According to Walt Whitman, in his excited, extravagant, effusive, ecstatic rant on great poetry and bold expression in his 1855 preface to Leaves of Grass:
Love the earth and sun and the animals,
despise riches, give alms to everyone that asks,
stand up for the stupid and crazy,
devote your income and labor to others,
hate tyrants, argue not concerning God,
have patience and indulgence toward the people,
take off your hat to nothing known or unknown,
or to any man or number of men,
go freely with powerful uneducated persons,
and with the young, and with the mothers or families,
read these leaves in the open air every season
of every year of your life,
re-examine all you have been told in school or church
or in any book,
and dismiss whatever insults your own soul;
and your very flesh shall be a great poem . . . .

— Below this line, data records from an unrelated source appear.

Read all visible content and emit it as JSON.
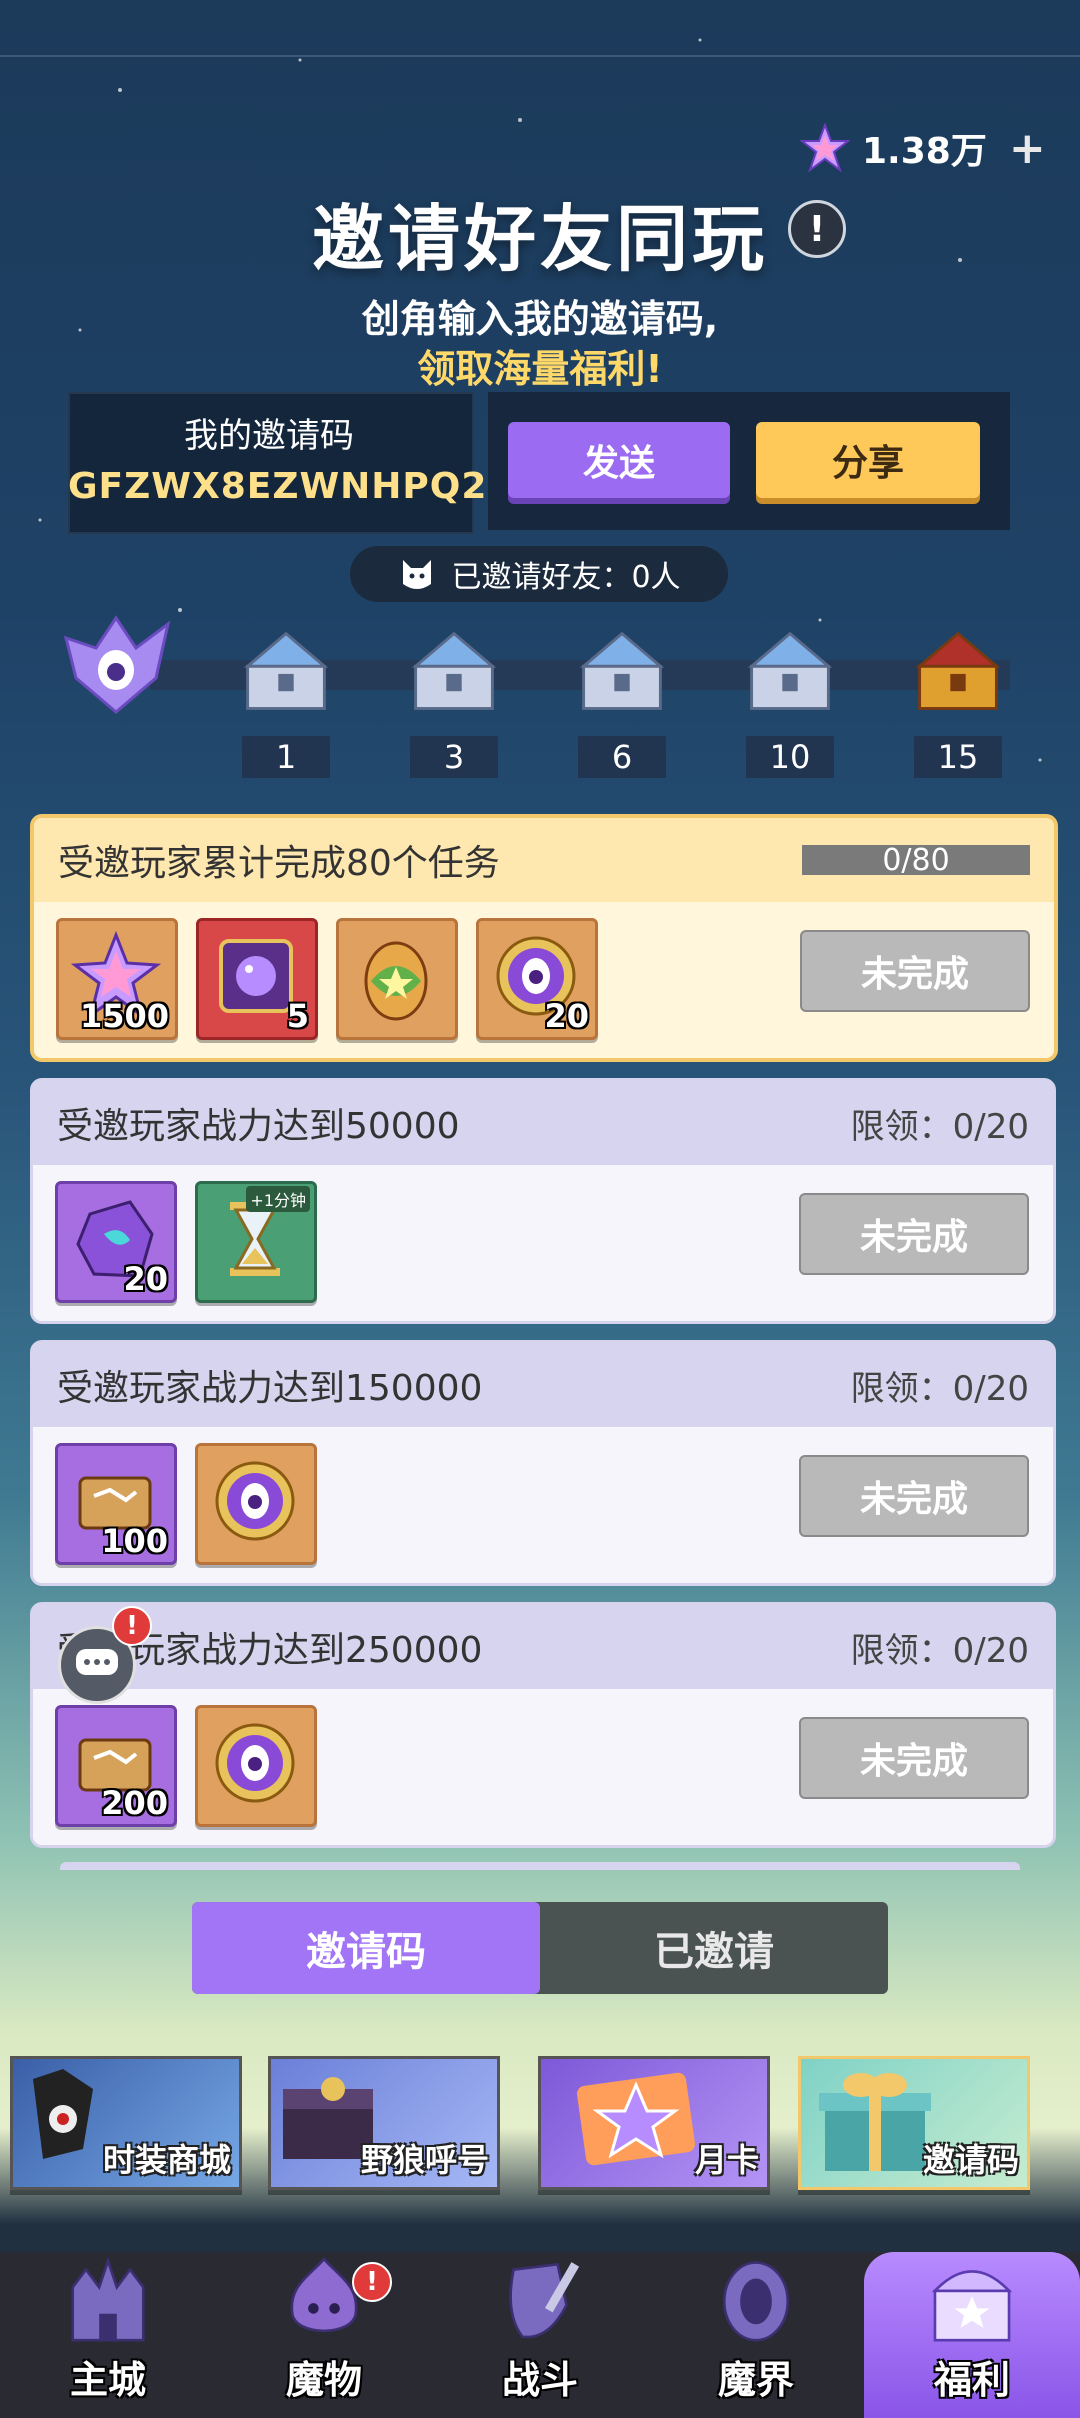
{
  "currency": {
    "amount": "1.38万",
    "icon": "star-gem-icon",
    "plus": "+"
  },
  "header": {
    "title": "邀请好友同玩",
    "info": "!",
    "subtitle_line1": "创角输入我的邀请码,",
    "subtitle_line2": "领取海量福利!"
  },
  "invite_code": {
    "label": "我的邀请码",
    "value": "GFZWX8EZWNHPQ2"
  },
  "actions": {
    "send": "发送",
    "share": "分享"
  },
  "invited_count": "已邀请好友：0人",
  "milestones": [
    "1",
    "3",
    "6",
    "10",
    "15"
  ],
  "tasks": [
    {
      "title": "受邀玩家累计完成80个任务",
      "progress": "0/80",
      "status": "未完成",
      "rewards": [
        {
          "icon": "star-crystal-icon",
          "qty": "1500"
        },
        {
          "icon": "galaxy-scroll-icon",
          "qty": "5"
        },
        {
          "icon": "egg-icon",
          "qty": ""
        },
        {
          "icon": "summon-token-icon",
          "qty": "20"
        }
      ]
    },
    {
      "title": "受邀玩家战力达到50000",
      "limit": "限领：0/20",
      "status": "未完成",
      "rewards": [
        {
          "icon": "purple-ore-icon",
          "qty": "20"
        },
        {
          "icon": "hourglass-icon",
          "qty": "",
          "tag": "+1分钟"
        }
      ]
    },
    {
      "title": "受邀玩家战力达到150000",
      "limit": "限领：0/20",
      "status": "未完成",
      "rewards": [
        {
          "icon": "scroll-icon",
          "qty": "100"
        },
        {
          "icon": "summon-token-icon",
          "qty": ""
        }
      ]
    },
    {
      "title": "受邀玩家战力达到250000",
      "limit": "限领：0/20",
      "status": "未完成",
      "rewards": [
        {
          "icon": "scroll-icon",
          "qty": "200"
        },
        {
          "icon": "summon-token-icon",
          "qty": ""
        }
      ]
    }
  ],
  "tabs": {
    "invite_code": "邀请码",
    "invited": "已邀请"
  },
  "shortcuts": [
    "时装商城",
    "野狼呼号",
    "月卡",
    "邀请码"
  ],
  "nav": [
    "主城",
    "魔物",
    "战斗",
    "魔界",
    "福利"
  ],
  "colors": {
    "accent_purple": "#a175f5",
    "accent_gold": "#ffc95a",
    "highlight_text": "#ffe08a"
  }
}
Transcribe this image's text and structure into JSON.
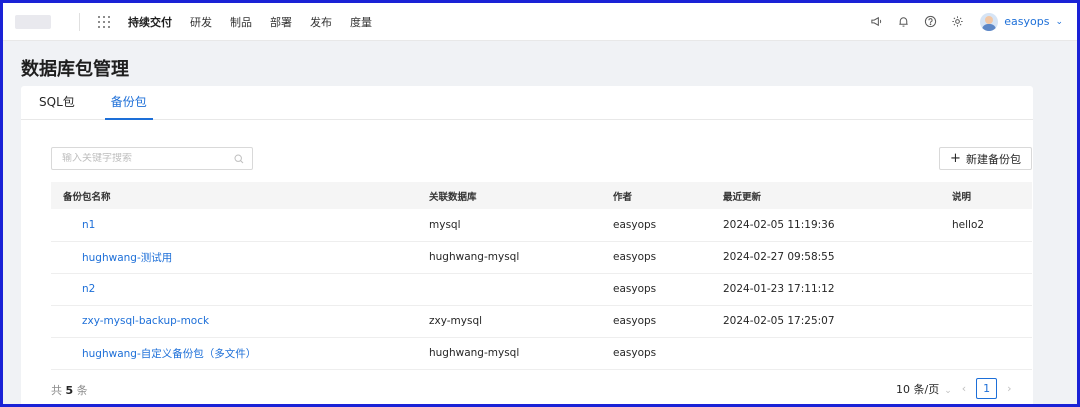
{
  "nav": {
    "items": [
      "持续交付",
      "研发",
      "制品",
      "部署",
      "发布",
      "度量"
    ],
    "username": "easyops"
  },
  "page": {
    "title": "数据库包管理"
  },
  "tabs": [
    {
      "label": "SQL包",
      "active": false
    },
    {
      "label": "备份包",
      "active": true
    }
  ],
  "search": {
    "placeholder": "输入关键字搜索",
    "value": ""
  },
  "new_button": {
    "label": "新建备份包"
  },
  "table": {
    "columns": [
      "备份包名称",
      "关联数据库",
      "作者",
      "最近更新",
      "说明"
    ],
    "rows": [
      [
        "n1",
        "mysql",
        "easyops",
        "2024-02-05 11:19:36",
        "hello2"
      ],
      [
        "hughwang-测试用",
        "hughwang-mysql",
        "easyops",
        "2024-02-27 09:58:55",
        ""
      ],
      [
        "n2",
        "",
        "easyops",
        "2024-01-23 17:11:12",
        ""
      ],
      [
        "zxy-mysql-backup-mock",
        "zxy-mysql",
        "easyops",
        "2024-02-05 17:25:07",
        ""
      ],
      [
        "hughwang-自定义备份包（多文件）",
        "hughwang-mysql",
        "easyops",
        "",
        ""
      ]
    ]
  },
  "footer": {
    "total_prefix": "共",
    "total_count": "5",
    "total_suffix": "条",
    "page_size": "10 条/页",
    "current_page": "1"
  },
  "colors": {
    "accent": "#1d6fd8",
    "frame": "#1a22d6"
  },
  "icons": [
    "apps-grid-icon",
    "megaphone-icon",
    "bell-icon",
    "help-icon",
    "gear-icon",
    "search-icon",
    "plus-icon"
  ]
}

The poet shall not spend his time in unneeded work.
He shall know that the ground is always ready ploughed
and manured . . .
He shall go directly to the creation.
The ground is already ready for the writer, ploughed and manured. Go directly to the process of creativity. Again, from Whitman (in Song of Myself):
My voice goes after what my eyes cannot reach,
With the twirl of my tongue I encompass worlds
and volumes of worlds.
With a twirl of the tongue . . . or flourish of the pen . . . or clickety-clack of the keyboard.
Go forth and encompass worlds. Today.